As part of the 2023 budget and beyond, the county is implementing a pay plan for non-union employees who are paid less than their counterparts in metro area counties and cities as well as the private sector, Schulte said. The pay discrepancies were found in a wage study performed for the county by an outside consultant.
“This has impacted the ability of the county to hire and retain employees and affects roughly half the workforce,” Schulte said.
Under the plan, these employee salaries will increase to mid-point compared with others in their pay sector over two years, but the cost will be spread out over a three-year budget cycle.
The county had already taken steps to address pay inequities for staff in the county attorney’s office and 911 dispatchers in Central Communications, as well as deputies and supervisors in the sheriff’s department through a union agreement earlier this year, Schulte said.
The board voted 6-1 to approve the levy with Commissioner Mandy Meisner opposed. She proposed a 2.5% increase, but failed to get a second to her motion.
Meisner, in a response to email questions, said that the levy supports ongoing operational expenses, primarily staff wages and benefits.
“My motion to raise our levy 2.5% was to have space to fast track our employee wage corrections,” Meisner wrote. “Our staff wages are far behind and it has hindered both keeping and attracting talent to the point of crisis in several areas.”
Inflation, which has hit the county hard in 2022 in areas such as fuel and utility costs, was talked about a lot at the work sessions and it has put pressure on the 2023 levy and budget, but the hope is that inflation eases in 2023, Schulte said in the interview.
At the board meeting, Commissioner Mike Gamache thanked staff for their hard work, which made it easier for the board to get to a flat levy even with funding for salary increases.
“We have come to a good conclusion,” Schulte said.
A lot of people are having tough times right now and the last thing they need is a tax levy increase, Commissioner Matt Look said.
“This is a responsible levy, but we may not always be able to do it,” Look said.
The board also approved a preliminary public safety levy of $1.75 million, which has been unchanged for several years.

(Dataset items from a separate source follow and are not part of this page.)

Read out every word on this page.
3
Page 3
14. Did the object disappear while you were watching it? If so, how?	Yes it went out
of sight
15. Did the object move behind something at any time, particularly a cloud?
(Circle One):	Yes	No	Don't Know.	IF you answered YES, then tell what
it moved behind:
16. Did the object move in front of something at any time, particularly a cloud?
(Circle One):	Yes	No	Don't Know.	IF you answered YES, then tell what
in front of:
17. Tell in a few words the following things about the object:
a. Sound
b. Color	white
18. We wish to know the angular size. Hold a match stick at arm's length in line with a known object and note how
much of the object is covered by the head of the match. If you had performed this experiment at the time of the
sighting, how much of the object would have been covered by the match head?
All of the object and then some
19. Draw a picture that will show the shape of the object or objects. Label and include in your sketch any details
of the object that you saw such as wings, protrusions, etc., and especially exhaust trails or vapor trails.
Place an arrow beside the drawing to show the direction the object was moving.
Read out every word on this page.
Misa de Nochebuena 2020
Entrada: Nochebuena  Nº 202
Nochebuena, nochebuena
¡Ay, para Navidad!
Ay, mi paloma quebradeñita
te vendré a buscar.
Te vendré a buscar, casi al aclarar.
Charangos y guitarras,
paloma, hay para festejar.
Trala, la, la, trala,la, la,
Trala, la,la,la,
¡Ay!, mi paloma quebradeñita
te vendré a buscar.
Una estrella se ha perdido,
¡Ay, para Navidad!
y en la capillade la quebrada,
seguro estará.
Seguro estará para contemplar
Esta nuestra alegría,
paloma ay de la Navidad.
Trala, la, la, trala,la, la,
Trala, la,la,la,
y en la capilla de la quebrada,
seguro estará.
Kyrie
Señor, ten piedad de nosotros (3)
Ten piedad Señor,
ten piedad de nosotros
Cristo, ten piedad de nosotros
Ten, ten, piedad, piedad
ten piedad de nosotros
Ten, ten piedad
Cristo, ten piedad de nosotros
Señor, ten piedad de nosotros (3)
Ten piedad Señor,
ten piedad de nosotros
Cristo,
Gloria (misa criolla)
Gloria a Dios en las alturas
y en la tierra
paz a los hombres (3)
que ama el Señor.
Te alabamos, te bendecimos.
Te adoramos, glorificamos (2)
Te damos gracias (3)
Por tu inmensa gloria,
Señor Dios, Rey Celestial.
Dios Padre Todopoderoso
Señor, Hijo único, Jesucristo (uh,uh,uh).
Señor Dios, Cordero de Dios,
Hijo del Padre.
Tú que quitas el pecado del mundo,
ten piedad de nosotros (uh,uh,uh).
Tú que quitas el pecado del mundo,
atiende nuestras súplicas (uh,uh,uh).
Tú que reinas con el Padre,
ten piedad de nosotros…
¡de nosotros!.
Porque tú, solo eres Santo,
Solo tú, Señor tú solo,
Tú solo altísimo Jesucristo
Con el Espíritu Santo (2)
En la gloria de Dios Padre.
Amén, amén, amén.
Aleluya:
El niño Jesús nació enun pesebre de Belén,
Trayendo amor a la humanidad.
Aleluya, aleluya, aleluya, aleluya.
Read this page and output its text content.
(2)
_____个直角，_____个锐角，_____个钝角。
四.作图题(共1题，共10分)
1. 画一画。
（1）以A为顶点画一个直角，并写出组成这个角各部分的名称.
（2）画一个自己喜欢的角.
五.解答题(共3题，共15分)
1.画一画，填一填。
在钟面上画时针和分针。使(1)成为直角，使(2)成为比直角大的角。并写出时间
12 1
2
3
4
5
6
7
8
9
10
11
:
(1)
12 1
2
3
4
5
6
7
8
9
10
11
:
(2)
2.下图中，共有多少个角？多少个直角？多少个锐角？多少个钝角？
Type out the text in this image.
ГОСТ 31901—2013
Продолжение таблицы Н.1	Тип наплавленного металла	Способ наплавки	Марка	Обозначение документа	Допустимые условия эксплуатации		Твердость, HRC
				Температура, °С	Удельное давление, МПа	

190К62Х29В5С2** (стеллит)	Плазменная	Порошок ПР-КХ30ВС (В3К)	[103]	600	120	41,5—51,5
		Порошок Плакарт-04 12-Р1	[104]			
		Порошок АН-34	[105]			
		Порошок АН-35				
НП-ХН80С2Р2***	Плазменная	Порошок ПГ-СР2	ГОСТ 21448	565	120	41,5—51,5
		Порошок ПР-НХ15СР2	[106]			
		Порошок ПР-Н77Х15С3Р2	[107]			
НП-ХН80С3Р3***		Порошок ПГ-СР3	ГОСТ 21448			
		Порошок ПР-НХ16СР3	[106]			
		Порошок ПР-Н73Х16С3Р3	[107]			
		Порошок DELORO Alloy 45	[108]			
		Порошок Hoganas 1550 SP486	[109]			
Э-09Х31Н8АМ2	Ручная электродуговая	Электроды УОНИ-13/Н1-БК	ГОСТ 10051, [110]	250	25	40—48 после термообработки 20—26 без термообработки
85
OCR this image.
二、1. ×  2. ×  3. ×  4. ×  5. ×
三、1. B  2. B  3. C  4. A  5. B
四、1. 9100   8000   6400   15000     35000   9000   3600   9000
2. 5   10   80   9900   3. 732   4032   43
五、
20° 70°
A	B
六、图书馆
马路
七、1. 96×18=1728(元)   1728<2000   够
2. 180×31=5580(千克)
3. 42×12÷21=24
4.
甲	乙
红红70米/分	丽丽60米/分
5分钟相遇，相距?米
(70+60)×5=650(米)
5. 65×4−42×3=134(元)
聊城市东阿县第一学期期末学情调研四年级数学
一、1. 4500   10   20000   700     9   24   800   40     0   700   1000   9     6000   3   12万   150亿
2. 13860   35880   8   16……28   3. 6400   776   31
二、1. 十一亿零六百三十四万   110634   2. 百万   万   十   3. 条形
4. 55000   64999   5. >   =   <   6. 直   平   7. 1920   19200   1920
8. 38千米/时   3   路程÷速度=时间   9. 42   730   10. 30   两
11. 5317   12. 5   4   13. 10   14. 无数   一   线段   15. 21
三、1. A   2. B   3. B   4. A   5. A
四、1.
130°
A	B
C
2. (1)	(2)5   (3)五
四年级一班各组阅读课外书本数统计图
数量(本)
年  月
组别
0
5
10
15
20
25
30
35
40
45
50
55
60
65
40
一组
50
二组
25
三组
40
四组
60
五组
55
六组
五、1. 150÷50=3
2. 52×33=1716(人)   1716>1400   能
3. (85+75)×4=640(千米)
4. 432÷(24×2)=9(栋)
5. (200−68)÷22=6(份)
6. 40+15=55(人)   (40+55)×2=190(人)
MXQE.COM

It appears as a line item on property tax statements under a special state law that allows the county to levy property taxes for public safety improvement and equipment plus finance the cost of designing, constructing and acquiring county-wide projects benefiting the county and its municipalities.
Kampf said the 2023 levy was earmarked for an ongoing project to upgrade the 800-megahertz system radio towers, “refresh” public safety information technology equipment and continue paying back the county for the public safety data system project costs. The state law sunsets at the end of 2023, so the county will have to seek legislative approval at the next session if it wants to extend the levy.